秘密の記憶は恋の契約
その後、食事やアトラクションなどで、一日中パークを満喫した私たち。

夜のパレードを見終わると、ホテルに向かうことにした。


「はー・・・疲れたねー・・・」

ホテルに着くと、私たちはバフン、とベッドに倒れ込む。

大きめのツインベッドは、二人で転がってもたっぷりとした余裕があった。

「学生の頃は、開園前に並んで閉園まで遊んでも、全然平気だった気がするけど。

やっぱダメだねー。
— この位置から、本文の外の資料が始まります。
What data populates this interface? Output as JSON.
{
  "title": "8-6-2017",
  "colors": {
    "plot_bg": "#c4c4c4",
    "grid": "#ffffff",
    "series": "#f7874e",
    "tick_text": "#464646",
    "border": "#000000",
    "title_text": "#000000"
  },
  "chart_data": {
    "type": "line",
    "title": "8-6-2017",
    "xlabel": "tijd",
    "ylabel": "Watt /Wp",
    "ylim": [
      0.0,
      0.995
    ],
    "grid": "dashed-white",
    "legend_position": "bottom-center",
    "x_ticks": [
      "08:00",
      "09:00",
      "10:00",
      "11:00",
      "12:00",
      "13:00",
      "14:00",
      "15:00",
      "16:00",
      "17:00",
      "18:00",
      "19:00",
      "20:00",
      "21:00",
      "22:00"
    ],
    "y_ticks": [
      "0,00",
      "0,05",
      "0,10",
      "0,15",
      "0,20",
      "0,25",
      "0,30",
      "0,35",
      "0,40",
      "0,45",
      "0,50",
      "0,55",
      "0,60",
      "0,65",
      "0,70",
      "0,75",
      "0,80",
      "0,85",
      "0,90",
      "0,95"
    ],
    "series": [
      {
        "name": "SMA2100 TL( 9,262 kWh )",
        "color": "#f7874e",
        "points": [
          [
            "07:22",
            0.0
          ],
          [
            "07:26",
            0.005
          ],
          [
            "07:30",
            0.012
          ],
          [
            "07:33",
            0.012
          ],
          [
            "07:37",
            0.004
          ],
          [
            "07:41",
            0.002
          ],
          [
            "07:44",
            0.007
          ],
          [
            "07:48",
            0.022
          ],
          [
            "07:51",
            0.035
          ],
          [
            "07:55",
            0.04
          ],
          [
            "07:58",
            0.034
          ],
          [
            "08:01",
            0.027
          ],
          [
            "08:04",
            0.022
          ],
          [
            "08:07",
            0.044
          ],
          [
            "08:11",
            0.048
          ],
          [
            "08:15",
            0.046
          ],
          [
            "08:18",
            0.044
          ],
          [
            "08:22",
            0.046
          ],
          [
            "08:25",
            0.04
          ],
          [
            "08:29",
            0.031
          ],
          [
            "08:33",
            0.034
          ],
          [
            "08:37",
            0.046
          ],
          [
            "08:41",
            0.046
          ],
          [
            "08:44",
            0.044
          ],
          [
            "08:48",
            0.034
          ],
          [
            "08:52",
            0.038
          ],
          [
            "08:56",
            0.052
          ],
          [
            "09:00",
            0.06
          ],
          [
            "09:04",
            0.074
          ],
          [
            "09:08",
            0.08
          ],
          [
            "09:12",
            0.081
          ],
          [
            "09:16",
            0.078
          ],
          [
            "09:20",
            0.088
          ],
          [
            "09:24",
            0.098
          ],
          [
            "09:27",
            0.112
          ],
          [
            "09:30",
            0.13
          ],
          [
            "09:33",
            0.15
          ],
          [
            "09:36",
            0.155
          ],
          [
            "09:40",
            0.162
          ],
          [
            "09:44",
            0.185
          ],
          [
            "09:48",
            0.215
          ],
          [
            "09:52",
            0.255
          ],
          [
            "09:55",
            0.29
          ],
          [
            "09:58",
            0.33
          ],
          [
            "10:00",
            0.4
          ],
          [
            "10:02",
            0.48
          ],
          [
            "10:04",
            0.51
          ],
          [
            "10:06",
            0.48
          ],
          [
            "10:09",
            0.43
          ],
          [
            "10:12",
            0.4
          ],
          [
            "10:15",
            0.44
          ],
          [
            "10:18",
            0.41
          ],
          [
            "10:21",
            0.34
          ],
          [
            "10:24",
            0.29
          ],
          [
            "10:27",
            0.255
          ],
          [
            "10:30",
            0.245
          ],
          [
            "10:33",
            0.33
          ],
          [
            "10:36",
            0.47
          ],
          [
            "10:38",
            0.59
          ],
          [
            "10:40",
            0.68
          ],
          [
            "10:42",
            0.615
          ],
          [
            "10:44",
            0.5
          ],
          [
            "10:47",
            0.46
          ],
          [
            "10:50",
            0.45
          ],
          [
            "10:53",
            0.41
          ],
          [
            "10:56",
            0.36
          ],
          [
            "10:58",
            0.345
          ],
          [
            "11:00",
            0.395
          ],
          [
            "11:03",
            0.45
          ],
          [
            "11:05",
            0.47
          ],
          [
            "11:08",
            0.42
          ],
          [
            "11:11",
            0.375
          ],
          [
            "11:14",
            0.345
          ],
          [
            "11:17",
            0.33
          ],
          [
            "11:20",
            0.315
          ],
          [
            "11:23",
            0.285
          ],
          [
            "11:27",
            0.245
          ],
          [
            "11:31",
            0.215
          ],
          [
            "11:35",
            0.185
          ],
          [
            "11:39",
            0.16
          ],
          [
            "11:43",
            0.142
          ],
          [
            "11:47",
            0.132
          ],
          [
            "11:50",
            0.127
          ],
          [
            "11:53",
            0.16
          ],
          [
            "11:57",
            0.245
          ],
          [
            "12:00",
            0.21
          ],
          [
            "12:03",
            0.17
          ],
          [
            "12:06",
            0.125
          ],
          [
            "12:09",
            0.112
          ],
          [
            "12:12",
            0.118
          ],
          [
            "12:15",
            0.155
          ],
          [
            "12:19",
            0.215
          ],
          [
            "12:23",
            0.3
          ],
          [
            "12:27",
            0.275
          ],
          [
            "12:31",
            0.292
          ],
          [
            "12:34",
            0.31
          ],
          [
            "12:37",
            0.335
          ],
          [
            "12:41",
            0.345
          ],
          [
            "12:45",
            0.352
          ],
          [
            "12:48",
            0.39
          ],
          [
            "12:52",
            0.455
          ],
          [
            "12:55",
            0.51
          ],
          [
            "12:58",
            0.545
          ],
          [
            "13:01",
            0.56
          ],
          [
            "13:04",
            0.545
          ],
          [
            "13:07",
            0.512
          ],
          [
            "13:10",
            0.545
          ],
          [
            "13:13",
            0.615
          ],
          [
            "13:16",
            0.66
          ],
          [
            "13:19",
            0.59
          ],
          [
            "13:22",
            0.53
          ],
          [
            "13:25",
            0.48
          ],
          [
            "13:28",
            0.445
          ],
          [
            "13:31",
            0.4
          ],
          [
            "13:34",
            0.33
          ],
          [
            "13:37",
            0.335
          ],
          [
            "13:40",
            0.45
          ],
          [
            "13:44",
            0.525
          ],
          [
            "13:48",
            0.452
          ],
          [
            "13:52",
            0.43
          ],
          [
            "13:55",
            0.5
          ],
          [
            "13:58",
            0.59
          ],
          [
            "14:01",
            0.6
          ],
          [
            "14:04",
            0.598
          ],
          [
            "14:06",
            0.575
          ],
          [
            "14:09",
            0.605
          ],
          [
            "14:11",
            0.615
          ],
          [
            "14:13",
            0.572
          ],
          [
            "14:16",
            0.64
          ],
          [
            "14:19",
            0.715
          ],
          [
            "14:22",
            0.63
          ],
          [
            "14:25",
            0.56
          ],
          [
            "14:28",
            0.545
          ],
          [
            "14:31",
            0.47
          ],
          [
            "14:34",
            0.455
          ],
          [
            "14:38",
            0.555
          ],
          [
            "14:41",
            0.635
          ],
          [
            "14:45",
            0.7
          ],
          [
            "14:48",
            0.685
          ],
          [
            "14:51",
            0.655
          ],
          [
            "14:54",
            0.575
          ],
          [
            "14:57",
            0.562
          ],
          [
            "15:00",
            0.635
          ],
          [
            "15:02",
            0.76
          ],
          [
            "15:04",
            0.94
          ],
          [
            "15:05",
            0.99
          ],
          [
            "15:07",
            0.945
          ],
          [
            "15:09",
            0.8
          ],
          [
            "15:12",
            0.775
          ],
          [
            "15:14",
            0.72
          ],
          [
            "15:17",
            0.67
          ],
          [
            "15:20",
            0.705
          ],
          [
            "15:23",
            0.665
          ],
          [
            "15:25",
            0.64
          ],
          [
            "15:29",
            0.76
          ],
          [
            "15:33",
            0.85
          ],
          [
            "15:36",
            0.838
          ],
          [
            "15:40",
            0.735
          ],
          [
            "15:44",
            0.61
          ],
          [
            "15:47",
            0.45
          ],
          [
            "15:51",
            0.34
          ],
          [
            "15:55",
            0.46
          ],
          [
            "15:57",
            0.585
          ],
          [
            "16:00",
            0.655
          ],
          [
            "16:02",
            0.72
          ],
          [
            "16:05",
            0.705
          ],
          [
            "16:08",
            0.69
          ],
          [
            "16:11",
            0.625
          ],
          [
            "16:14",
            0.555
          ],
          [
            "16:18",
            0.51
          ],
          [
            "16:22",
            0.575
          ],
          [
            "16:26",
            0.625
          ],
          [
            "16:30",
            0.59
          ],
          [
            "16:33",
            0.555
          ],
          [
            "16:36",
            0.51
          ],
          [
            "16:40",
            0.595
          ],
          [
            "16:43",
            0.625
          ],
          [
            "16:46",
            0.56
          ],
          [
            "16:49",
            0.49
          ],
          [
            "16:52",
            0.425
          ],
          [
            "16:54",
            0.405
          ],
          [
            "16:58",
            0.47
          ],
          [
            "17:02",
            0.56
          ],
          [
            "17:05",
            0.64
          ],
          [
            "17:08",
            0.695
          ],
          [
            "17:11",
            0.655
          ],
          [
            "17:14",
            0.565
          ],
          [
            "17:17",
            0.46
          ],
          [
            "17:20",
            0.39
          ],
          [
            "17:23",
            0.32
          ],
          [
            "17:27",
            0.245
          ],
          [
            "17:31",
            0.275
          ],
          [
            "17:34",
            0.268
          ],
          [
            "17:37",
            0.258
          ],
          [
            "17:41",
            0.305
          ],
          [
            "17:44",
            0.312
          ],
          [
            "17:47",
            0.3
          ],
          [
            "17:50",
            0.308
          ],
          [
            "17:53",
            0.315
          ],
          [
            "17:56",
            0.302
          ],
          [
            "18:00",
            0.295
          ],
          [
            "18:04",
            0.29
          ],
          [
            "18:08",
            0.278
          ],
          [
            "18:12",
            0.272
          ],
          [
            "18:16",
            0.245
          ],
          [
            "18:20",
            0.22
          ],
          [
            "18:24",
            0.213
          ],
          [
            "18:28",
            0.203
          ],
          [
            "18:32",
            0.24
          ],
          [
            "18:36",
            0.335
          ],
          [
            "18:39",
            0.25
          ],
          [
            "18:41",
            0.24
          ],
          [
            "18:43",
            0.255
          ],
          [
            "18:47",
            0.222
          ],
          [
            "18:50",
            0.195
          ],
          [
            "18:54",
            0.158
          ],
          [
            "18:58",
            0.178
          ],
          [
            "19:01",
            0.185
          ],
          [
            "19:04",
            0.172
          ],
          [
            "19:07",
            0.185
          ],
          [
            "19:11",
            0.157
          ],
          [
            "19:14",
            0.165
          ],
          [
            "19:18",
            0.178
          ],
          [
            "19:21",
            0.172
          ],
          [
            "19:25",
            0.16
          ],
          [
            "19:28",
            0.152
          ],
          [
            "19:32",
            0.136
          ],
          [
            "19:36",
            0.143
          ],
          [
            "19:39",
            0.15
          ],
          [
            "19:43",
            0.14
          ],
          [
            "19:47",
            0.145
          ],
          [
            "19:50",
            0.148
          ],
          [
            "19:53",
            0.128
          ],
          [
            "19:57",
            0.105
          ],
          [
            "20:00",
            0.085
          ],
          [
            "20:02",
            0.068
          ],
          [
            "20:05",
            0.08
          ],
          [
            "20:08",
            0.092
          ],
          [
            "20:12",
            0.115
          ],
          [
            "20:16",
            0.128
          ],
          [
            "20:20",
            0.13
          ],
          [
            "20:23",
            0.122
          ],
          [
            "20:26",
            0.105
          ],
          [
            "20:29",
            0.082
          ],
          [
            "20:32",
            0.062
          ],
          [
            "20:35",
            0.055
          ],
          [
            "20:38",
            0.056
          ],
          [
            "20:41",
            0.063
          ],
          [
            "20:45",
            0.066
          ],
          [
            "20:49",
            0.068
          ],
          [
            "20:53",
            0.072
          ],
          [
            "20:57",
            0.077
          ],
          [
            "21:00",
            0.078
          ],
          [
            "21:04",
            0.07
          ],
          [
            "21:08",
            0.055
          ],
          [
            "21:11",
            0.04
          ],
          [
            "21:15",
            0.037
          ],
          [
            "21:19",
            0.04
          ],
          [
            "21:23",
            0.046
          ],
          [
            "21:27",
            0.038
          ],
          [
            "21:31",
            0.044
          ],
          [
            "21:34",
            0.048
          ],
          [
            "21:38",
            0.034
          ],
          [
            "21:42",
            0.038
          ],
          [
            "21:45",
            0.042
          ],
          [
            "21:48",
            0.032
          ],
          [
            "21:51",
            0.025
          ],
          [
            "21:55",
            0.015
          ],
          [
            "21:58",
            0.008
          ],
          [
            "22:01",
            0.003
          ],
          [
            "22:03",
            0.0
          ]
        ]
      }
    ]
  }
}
あんな体力もうないよ」

「ないな。全くない」

綾部くんが、学生時代にどれだけはしゃいでいたのかは、全くもってわからないけど。

とにもかくにもお互いに、体力低下は一致の事実。

「泊まりで正解だったな」

「うん」

ゴロゴロしながらベッドの上でしばらく休憩していると、何かを思い出したように、綾部くんは「そうだ」と言って突然すくっと起き上がる。

「シャンパン飲む?」

「え?」

ベッドから下りると、綾部くんはフフンと笑って歩き出す。

そして窓際に設置されたテーブルセットの前で止まると、「これ」と言って彼が私に微笑んだ。